Church bells tolled throughout New York as the city marks the second anniversary of the September 11, 2001 attacks on the World Trade Center. New Yorkers are commemorating the victims of the attack with a quiet ceremony focusing on the families - especially the children - of the victims.

City officials say children are playing a primary role in this year's commemoration because they show that the spirit of the city lives on. Two hundred children who lost relatives in the attack are reading the names of the almost 3,000 dead and performing music throughout the solemn ceremony. Family members and a handful of officials are reading poems. New York Mayor Michael Bloomberg read from the poem The Names, by former poet laureate Billy Collins.

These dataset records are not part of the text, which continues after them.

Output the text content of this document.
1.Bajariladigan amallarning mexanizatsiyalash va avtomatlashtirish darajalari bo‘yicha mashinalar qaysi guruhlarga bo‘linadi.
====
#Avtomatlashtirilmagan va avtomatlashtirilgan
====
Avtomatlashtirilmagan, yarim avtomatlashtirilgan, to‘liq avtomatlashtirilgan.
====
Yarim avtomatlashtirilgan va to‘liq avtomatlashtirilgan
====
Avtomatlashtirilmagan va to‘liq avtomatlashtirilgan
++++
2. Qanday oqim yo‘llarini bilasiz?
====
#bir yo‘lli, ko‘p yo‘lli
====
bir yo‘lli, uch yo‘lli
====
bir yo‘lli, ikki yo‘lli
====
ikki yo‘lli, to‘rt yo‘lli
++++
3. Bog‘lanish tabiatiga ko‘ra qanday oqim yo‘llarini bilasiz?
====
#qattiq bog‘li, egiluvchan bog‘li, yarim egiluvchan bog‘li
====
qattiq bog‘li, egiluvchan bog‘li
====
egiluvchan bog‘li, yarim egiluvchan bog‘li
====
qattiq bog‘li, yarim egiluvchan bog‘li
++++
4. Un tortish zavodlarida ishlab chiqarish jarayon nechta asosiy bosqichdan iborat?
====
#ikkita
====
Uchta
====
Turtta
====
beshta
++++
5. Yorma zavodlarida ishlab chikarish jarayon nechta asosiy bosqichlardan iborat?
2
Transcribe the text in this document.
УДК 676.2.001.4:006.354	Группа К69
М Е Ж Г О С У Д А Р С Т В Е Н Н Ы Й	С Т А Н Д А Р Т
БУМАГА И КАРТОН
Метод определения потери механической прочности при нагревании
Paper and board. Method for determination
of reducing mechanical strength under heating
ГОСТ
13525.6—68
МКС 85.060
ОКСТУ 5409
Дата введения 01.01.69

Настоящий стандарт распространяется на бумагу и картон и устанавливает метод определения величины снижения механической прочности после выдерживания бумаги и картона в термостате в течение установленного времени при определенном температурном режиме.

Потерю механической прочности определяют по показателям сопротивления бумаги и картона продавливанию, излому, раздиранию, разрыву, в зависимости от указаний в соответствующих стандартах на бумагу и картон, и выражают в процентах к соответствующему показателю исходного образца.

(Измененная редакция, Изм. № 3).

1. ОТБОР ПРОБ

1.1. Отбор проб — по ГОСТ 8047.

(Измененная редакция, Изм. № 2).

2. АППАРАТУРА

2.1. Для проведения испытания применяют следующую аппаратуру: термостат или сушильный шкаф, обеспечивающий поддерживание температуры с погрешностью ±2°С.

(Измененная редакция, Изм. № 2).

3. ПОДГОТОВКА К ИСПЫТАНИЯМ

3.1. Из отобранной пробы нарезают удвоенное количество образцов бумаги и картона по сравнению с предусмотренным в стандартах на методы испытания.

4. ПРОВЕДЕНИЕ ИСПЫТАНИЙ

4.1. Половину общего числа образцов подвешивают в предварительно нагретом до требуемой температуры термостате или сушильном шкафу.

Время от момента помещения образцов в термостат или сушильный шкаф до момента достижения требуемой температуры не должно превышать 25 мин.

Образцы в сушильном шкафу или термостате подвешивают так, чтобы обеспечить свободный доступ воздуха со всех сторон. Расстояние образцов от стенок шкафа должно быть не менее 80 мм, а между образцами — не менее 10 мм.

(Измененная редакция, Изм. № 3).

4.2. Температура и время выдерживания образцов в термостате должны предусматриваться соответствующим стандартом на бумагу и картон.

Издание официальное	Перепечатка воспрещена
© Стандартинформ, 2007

"Names etched on the head of a pin, one name spanning a bridge, another undergoing a tunnel. A blue name needled into the skin. Names of citizens, workers, others and fathers. The bright-eyed daughter. The quick son. Alphabet of names in a green field. Names wheeled into the dim warehouse of memory. So many names there is barely room on the walls of the heart," read Mayor Bloomberg.

As they did last year, victims' families are slowly making their way down a ramp to the lowest level of the once mighty Twin Towers of the World Trade Center, placing flowers in a pool of water on the ground that holds the remains of loved ones.

The ceremony began in silence, pausing four times to mark the moments when the hijacked airliners slammed into the two towers and the time when each building collapsed.

Honor guards representing police and firefighters and representatives of the victim's families are participating in the official ceremony.

This year, many families members are not attending the ceremony. Instead, they are taking part in private ceremonies being held across the city, its suburbs and New Jersey.